After some deliberating–and Googling–Mallory chooses a wine for us that’s listed on the menu plainly as “Brezo.” The bottle and the internet have helped us uncover some more information, too: it’s a Spanish wine made with the Mencia varietal. I’m already sensing the crossover between coffee information and wine information, and I’m growing more comfortable with each sip.

Ask Some Questions

There’s no standard template for how to display information on a menu. There just isn’t. So when it comes to wine and coffee, a menu can have anywhere from a little to a lot of information. So, what? Go with the most recognizable words? The one that sounds the funniest? The one that says it tastes like “leather and fig”? 

There’s another way.

Typically, if you’re ordering wine from a place whose quality you trust, the folks who work there will have the information you crave. Does the menu simply say “Syrah”? Ask the bartender where it’s from. Then, you’ll know if it’s a French or Chilean syrah. What’s the difference? Another great question. Ask away. “The bartender can be and should be your best friend,” Mallory suggests. It’s the number one way she learns about the wines she’s drinking.

Take Some Chances

You might have clicked on this post hoping for a flow-chart style guide that reads like a choose-your-own-adventure. “If you like juicy wine > red wine > try a Beaujolais > in the Gamay varietal.” That would be super cool, right? 

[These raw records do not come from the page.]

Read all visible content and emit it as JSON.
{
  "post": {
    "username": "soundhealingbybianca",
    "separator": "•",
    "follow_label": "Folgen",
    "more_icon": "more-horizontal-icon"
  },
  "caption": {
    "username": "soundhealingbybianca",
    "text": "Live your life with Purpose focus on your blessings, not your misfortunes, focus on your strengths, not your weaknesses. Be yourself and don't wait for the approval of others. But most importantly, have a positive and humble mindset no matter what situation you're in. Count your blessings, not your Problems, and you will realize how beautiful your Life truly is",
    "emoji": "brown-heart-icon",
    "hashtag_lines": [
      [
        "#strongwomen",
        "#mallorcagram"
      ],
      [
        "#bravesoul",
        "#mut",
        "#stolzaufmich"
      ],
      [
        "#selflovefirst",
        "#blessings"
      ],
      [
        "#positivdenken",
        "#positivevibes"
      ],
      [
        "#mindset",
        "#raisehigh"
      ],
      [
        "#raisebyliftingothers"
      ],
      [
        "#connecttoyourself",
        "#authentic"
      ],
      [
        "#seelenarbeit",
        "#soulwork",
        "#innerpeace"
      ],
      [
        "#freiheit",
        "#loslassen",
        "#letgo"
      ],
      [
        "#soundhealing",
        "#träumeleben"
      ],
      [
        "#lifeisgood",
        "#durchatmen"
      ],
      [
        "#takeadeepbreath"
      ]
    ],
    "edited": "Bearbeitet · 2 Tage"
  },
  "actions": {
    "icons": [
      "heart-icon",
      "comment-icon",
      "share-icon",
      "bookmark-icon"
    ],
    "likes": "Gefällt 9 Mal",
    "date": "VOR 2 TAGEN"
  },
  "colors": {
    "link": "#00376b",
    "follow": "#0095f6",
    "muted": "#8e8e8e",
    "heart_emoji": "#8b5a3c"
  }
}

Soon into our conversation and well into our second glass (a Montepulciano d’Abruzzo by Da Capogiro), the notion had solidified: learning about wine happens on the job. Just like learning about coffee. Why would it be any different? It requires of the drinker a willingness to explore, to risk trying new things, learning about those things, and altering future orders accordingly. Try a grape varietal that you’re unfamiliar with. Taste a Chardonnay even though you *hate* Chardonnay. Order a wine from the Loire Valley and see if you like it. There are textbooks, sure–several, and comprehensive–but the best lessons are learned while drinking the stuff and keeping an open mind.

“The label’s not always an indicator, the smell isn't an indicator. You literally have to put it in your mouth and experience it. Quote me on that.” Oh, I will, Mallory. Because I truly think it’s the paramount takeaway here. It’s in shedding ourselves of the fear of being wrong, risking a new experience, and going forward with curiosity that we learn what we like when it comes to wine.

There may be a lot to learn about wine. What are the varietals? How do we talk about flavor? What’s the right way to taste it? What origins are indicative of what characteristics? Take those questions by the hand and see where they lead you. Pretty soon that big, daunting house that wine built will become a welcoming shelter where you’re safe to drink that chilled, jammy Gamay, judgement-free.